Queering des Landeskirchlichen Archivs von Baden und Württemberg
Das Projekt „Queering des Landeskirchlichen Archivs von Baden und Württemberg" in Stuttgart war für mich besonders spannend. Es wurde deutlich, was durch eine queersensible Archivarbeit an Quellen zutage treten kann und was nicht. Auf der Tagung wurde dafür ein Quellenkorpus anhand eines Fallbeispiels vom Archivar Bertram Fink und dem Geschichtswissenschaftler Karl-Hein Steinle bearbeitet. Hier wurde besonders der Frage nachgegangen, wie historisches Material queeres Leben sichtbar machen kann, ohne Persönlichkeitsrechte und Datenschutzkriterien zu verletzen.
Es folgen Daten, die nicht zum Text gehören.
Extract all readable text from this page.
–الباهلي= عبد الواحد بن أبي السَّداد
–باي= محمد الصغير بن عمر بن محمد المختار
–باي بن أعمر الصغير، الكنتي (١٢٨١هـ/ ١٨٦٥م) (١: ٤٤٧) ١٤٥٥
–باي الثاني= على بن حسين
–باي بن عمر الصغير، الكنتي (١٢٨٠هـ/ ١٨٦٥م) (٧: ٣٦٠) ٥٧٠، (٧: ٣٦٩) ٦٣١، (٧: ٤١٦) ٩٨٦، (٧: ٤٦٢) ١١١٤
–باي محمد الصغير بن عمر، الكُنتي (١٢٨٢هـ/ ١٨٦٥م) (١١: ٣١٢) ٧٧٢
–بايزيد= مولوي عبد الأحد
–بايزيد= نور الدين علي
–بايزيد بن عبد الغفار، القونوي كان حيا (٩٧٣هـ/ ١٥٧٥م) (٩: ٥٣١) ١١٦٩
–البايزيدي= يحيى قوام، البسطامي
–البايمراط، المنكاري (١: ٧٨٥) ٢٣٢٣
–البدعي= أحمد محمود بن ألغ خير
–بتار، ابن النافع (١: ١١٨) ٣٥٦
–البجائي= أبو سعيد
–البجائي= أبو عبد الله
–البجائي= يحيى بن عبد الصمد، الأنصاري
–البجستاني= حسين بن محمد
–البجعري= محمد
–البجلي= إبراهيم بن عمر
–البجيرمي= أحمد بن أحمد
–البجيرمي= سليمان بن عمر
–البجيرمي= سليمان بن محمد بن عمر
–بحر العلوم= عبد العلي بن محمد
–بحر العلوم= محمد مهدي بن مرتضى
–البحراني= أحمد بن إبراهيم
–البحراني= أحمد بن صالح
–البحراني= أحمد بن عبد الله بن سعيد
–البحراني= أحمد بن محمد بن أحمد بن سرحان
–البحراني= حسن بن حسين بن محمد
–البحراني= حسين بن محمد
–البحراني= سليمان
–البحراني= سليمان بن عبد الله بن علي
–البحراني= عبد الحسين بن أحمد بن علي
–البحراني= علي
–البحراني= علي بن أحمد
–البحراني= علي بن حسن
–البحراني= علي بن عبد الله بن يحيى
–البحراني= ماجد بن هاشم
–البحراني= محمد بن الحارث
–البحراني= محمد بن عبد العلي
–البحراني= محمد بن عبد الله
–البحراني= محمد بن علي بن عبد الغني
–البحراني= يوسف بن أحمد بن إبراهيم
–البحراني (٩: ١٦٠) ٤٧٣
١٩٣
Bedeutung kirchenleitender Ebene
Darüber hinaus waren einige interessierte Vertreter:innen kirchlicher Leitungsebenen vertreten, um zuzuhören und zu verstehen, wie kirchenleitendes Handeln Einfluss darauf hat, ob kirchliche Zeitgeschichtsschreibung auch queere Perspektiven beinhaltet oder nicht. Die etwa 50 Anwesenden waren motiviert und neugierig, voneinander zu hören und zu lernen.
Dank
Zum Schluss bleibt mir der Dank an die Veranstalter:innen der Tagung der beiden Akademien, der Landeszentrale für Politische Bildung in Baden-Württemberg (Fachbereich Frauen und Politik) und dem Büro für Chancengleichheit der Württembergischen Landeskirche. Alle waren sich einig, dass es auch zukünftig darum gehen muss, queersensible Forschende zu vernetzen und weiterhin qualitative und quantitative Daten über eine queersensible Zeitgeschichte zu suchen, zu dokumentieren und auszuwerten. Queering kirchliche Zeitgeschichte bleibt eine wichtige Aufgabe!